O quinto era um menino... uma verdadeira criança:
não tinha nome, e posto que hoje todos lho conheçam,
não me convém a mim dizê-lo neste lugar, e tão
cedo.
- II -
Pago o quotidiano tributo à existência material;
satisfeitos os deveres de cada profissão, a palestra literária
nos reunia na faceira e tranqüila salinha do meu escritório...
Ali, -horas inteiras,- alheios às lutas do mundo,
conchegados nos lugares e nas afeições, levitas do mesmo culto,
filhos dos mesmos pais -a pobreza e o trabalho,- em derredor do altar do nosso
templo -a mesa do estudo... falávamos de Deus, de amor, de sonhos;
conversávamos música, pintura, poesia!...

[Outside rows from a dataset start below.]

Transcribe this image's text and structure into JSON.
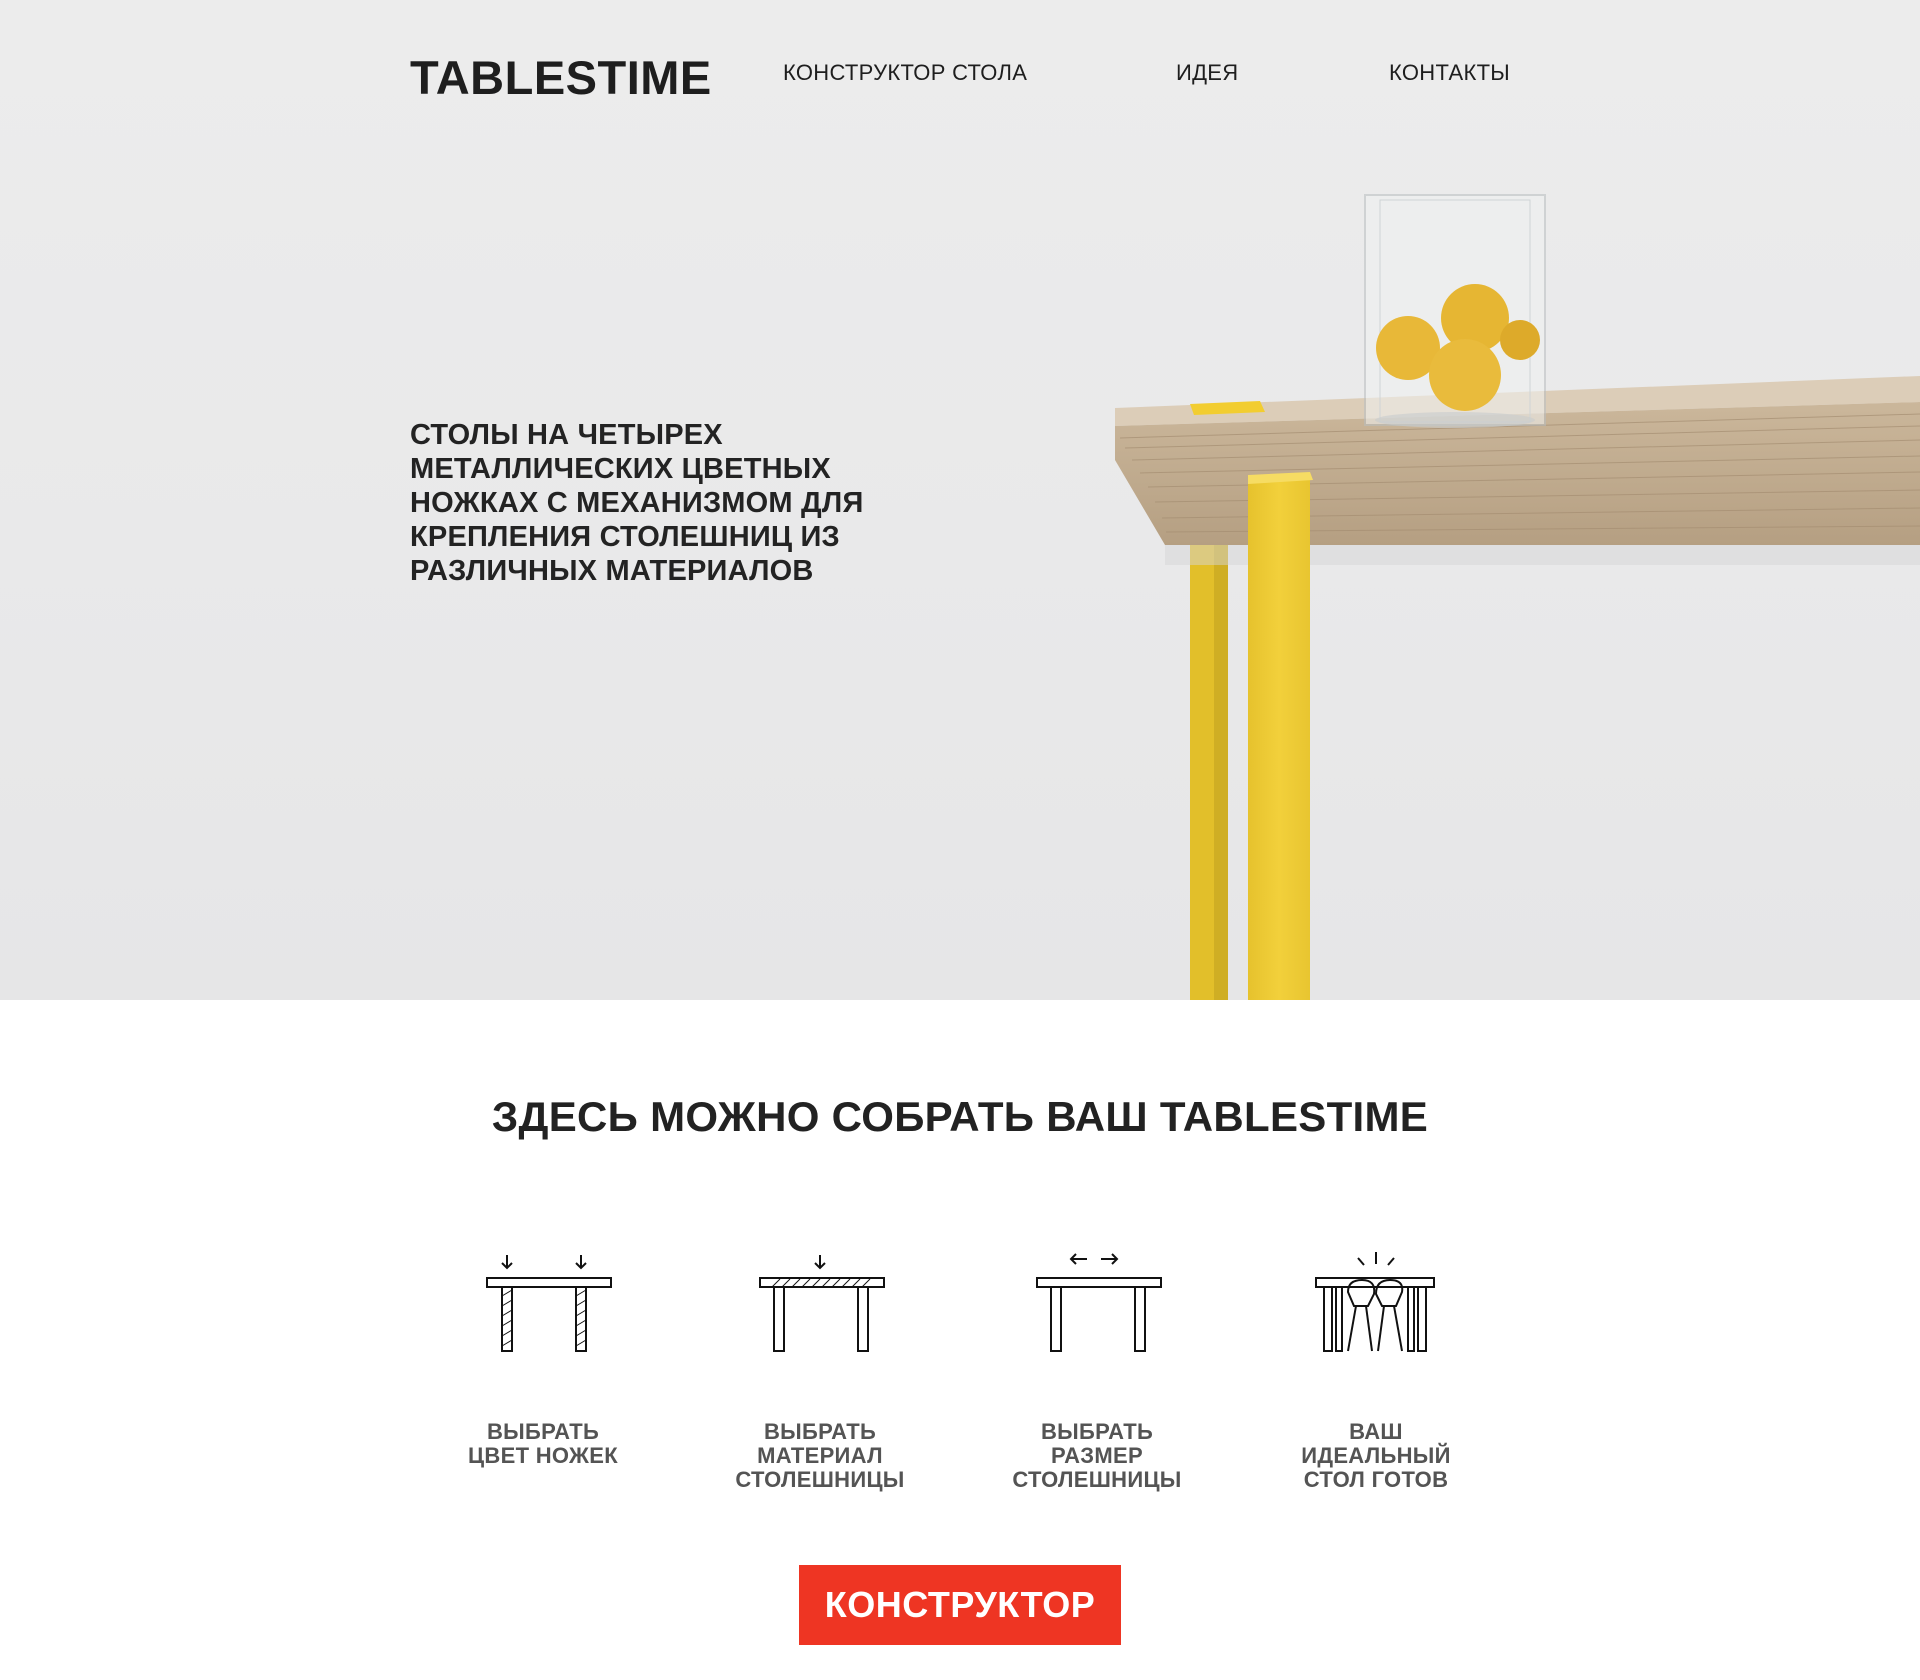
{
  "header": {
    "logo": "TABLESTIME",
    "nav": [
      "КОНСТРУКТОР СТОЛА",
      "ИДЕЯ",
      "КОНТАКТЫ"
    ]
  },
  "hero": {
    "tagline": [
      "СТОЛЫ НА ЧЕТЫРЕХ",
      "МЕТАЛЛИЧЕСКИХ ЦВЕТНЫХ",
      "НОЖКАХ С МЕХАНИЗМОМ ДЛЯ",
      "КРЕПЛЕНИЯ СТОЛЕШНИЦ ИЗ",
      "РАЗЛИЧНЫХ МАТЕРИАЛОВ"
    ],
    "photo_colors": {
      "leg": "#f0cd36",
      "tabletop": "#dccdb8",
      "lemon": "#e8b838"
    }
  },
  "section": {
    "title": "ЗДЕСЬ МОЖНО СОБРАТЬ ВАШ TABLESTIME",
    "steps": [
      {
        "icon": "table-legs-color-icon",
        "label": [
          "ВЫБРАТЬ",
          "ЦВЕТ НОЖЕК"
        ]
      },
      {
        "icon": "tabletop-material-icon",
        "label": [
          "ВЫБРАТЬ",
          "МАТЕРИАЛ",
          "СТОЛЕШНИЦЫ"
        ]
      },
      {
        "icon": "tabletop-size-icon",
        "label": [
          "ВЫБРАТЬ",
          "РАЗМЕР",
          "СТОЛЕШНИЦЫ"
        ]
      },
      {
        "icon": "table-ready-icon",
        "label": [
          "ВАШ",
          "ИДЕАЛЬНЫЙ",
          "СТОЛ ГОТОВ"
        ]
      }
    ]
  },
  "cta": {
    "label": "КОНСТРУКТОР",
    "color": "#ee3523"
  }
}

Ali depúnhamos o fruto das lucubrações1 da véspera, e na singela festa das nossas crenças,
novas inspirações bebíamos para os trabalhos do seguinte
dia. Era um contínuo deslizar de ameníssimos momentos; era um
suave fugir das murmurações dos profanos; era enfim um
dulcíssimo viver nas regiões da fantasia!... E foi esse o
berço das
Primaveras, das
Tentativas, das
Crisálidas e das
Efêmeras, e foi dali que irradiaram os
nomes de Casimiro de Abreu, de Macedinho, de Gonçalves Braga, e com
esplêndido fulgor o de Machado de Assis!
A morte e o tempo derribaram o altar, e dispersaram os levitas. Do
templo só resta o chão em que se ergueu; e dos amigos só
ficaram dois... dois para guardar, como Vestais severas, o fogo sagrado das
tradições daqueles dias, e para resumir no profundo afeto que os
liga, o laço que tão fortemente estreitava os cinco.

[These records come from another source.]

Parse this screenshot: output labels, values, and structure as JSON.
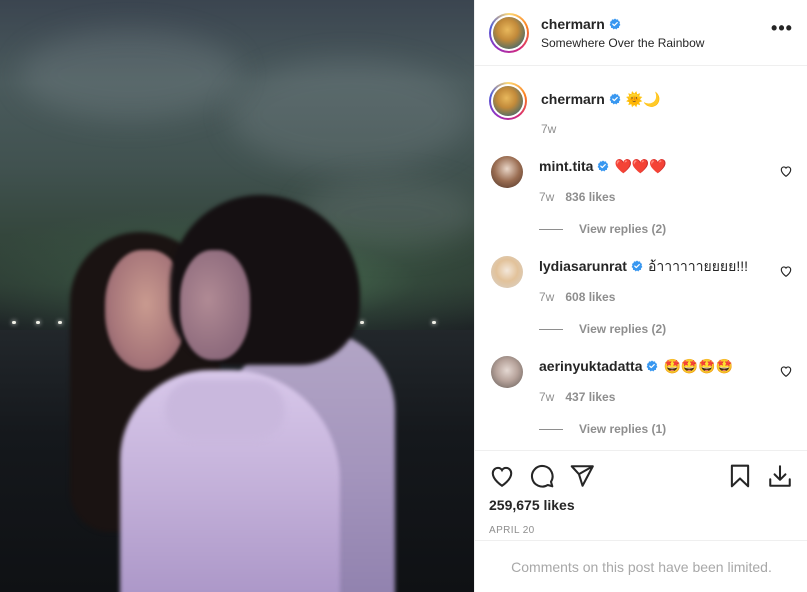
{
  "header": {
    "username": "chermarn",
    "location": "Somewhere Over the Rainbow",
    "more_label": "•••"
  },
  "caption": {
    "username": "chermarn",
    "text": "🌞🌙",
    "time": "7w"
  },
  "comments": [
    {
      "username": "mint.tita",
      "verified": true,
      "text": "❤️❤️❤️",
      "time": "7w",
      "likes": "836 likes",
      "replies": "View replies (2)"
    },
    {
      "username": "lydiasarunrat",
      "verified": true,
      "text": "อ้าาาาาายยยย!!!",
      "time": "7w",
      "likes": "608 likes",
      "replies": "View replies (2)"
    },
    {
      "username": "aerinyuktadatta",
      "verified": true,
      "text": "🤩🤩🤩🤩",
      "time": "7w",
      "likes": "437 likes",
      "replies": "View replies (1)"
    }
  ],
  "actions": {
    "like_count": "259,675 likes",
    "date": "APRIL 20"
  },
  "footer": {
    "limited_text": "Comments on this post have been limited."
  },
  "colors": {
    "verified_blue": "#3897f0",
    "text_primary": "#262626",
    "text_secondary": "#8e8e8e",
    "border": "#efefef"
  },
  "icons": [
    "more-icon",
    "verified-icon",
    "heart-icon",
    "comment-icon",
    "share-icon",
    "save-icon",
    "download-icon"
  ]
}
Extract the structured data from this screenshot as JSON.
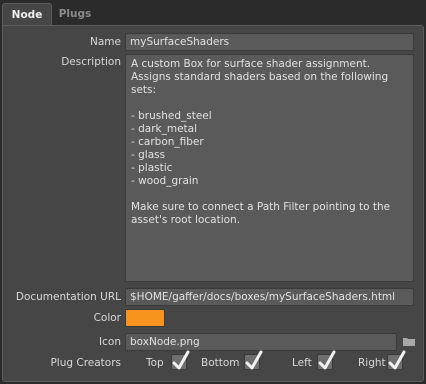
{
  "tabs": [
    {
      "label": "Node"
    },
    {
      "label": "Plugs"
    }
  ],
  "fields": {
    "name_label": "Name",
    "name_value": "mySurfaceShaders",
    "description_label": "Description",
    "description_value": "A custom Box for surface shader assignment. Assigns standard shaders based on the following sets:\n\n- brushed_steel\n- dark_metal\n- carbon_fiber\n- glass\n- plastic\n- wood_grain\n\nMake sure to connect a Path Filter pointing to the asset's root location.",
    "docurl_label": "Documentation URL",
    "docurl_value": "$HOME/gaffer/docs/boxes/mySurfaceShaders.html",
    "color_label": "Color",
    "color_value": "#f7941e",
    "icon_label": "Icon",
    "icon_value": "boxNode.png",
    "icon_browse": "folder-icon"
  },
  "plug_creators": {
    "label": "Plug Creators",
    "items": [
      {
        "label": "Top",
        "checked": true
      },
      {
        "label": "Bottom",
        "checked": true
      },
      {
        "label": "Left",
        "checked": true
      },
      {
        "label": "Right",
        "checked": true
      }
    ]
  },
  "colors": {
    "background": "#2b2b2b",
    "panel": "#464646",
    "field": "#5a5a5a",
    "accent": "#f7941e"
  }
}
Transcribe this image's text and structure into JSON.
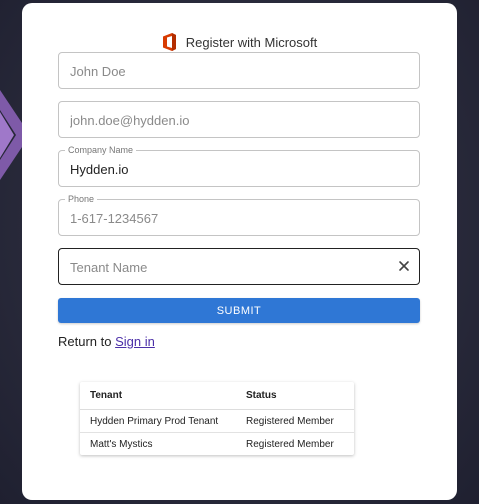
{
  "colors": {
    "accent": "#2f77d5",
    "link": "#4b2fa8",
    "office": "#d83b01"
  },
  "header": {
    "icon": "office-icon",
    "title": "Register with Microsoft"
  },
  "form": {
    "name": {
      "value": "",
      "placeholder": "John Doe"
    },
    "email": {
      "value": "",
      "placeholder": "john.doe@hydden.io"
    },
    "company": {
      "label": "Company Name",
      "value": "Hydden.io"
    },
    "phone": {
      "label": "Phone",
      "value": "",
      "placeholder": "1-617-1234567"
    },
    "tenant": {
      "value": "",
      "placeholder": "Tenant Name",
      "clear_icon": "close-icon"
    },
    "submit_label": "SUBMIT"
  },
  "return": {
    "text": "Return to",
    "link_label": "Sign in"
  },
  "tenants_table": {
    "columns": [
      "Tenant",
      "Status"
    ],
    "rows": [
      [
        "Hydden Primary Prod Tenant",
        "Registered Member"
      ],
      [
        "Matt's Mystics",
        "Registered Member"
      ]
    ]
  }
}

E no instante em que este livro chegar às mãos do
primeiro leitor, as campas deles, -diz-mo o coração,- se
entreabrirão para receber o saudoso suspiro dos irmãos, e um raio
simpático da auréola do poeta!
- III -
Éramos, pois, cinco. Líamos e recitávamos.

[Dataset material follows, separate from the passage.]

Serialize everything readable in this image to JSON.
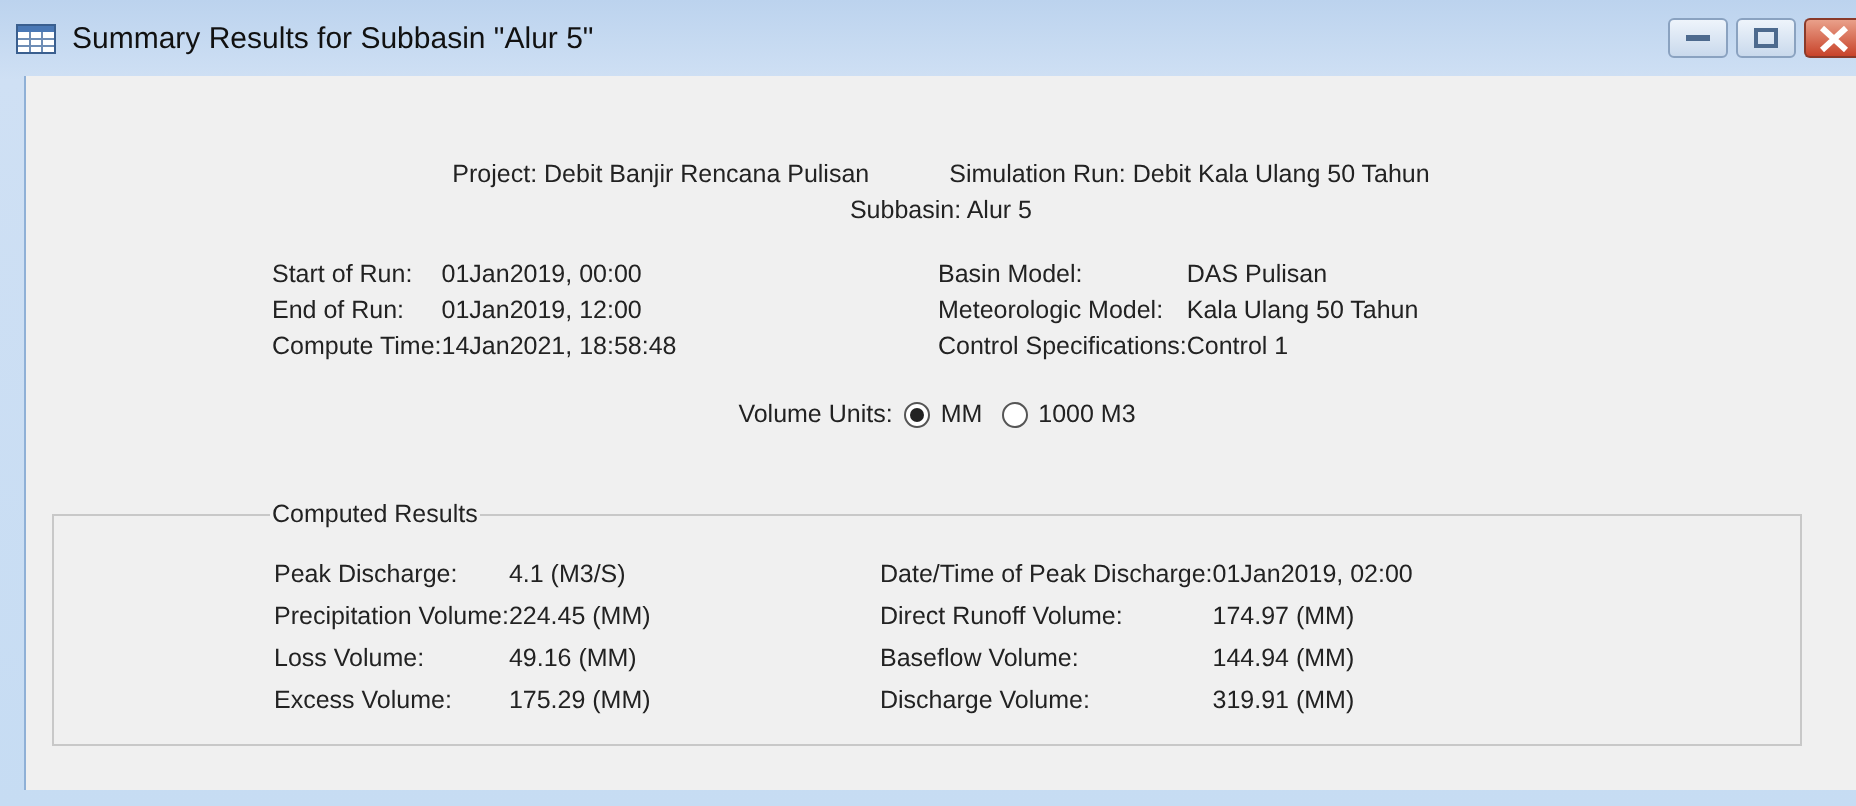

Denunciávamos as novidades: zurzíamos as
profanações: confundíamos nossas lições:
-segredávamos nossos amores!
O quinto, -o menino,- depunha, como todos nós, sua
respectiva oferenda. Balbuciando apenas a literatura, -ainda novo para os seus
mistérios, ainda fraco para o seu peso, nem por isso lhe faltava
ousadia; antes sobrava-lhe sofreguidão de saber, ambição
de louros. Era vivo, era trêfego2, era
trabalhador.
Aprazia-me de ler-lhe no olhar móvel e ardente a febre da
imaginação; na constância das produções a
avidez do saber, e combinando no meu espírito estas
observações com a naturalidade, o colorido e a luz de
conhecimentos literários que ele, -sem querer sem dúvida,-
derramava em todos os ensaios poéticos que nos lia, dediquei-me a
estudá-lo de perto, e convenci-me, em pouco tempo, de que largos
destinos lhe prometia a musa da poesia... E por isso quando, lida alguma
composição do nosso jovem companheiro, diziam os outros:
bons versos! mas simplesmente -bons versos,- eu nunca deixava de acrescentar, cheio do que
afirmava: -belo prenúncio de um grande poeta!
- IV -
Correram os anos... e como se a seiva dos ramos perdidos se
houvesse concentrado no renovo que ficara, o renovo cresceu, cresceu e vigorou!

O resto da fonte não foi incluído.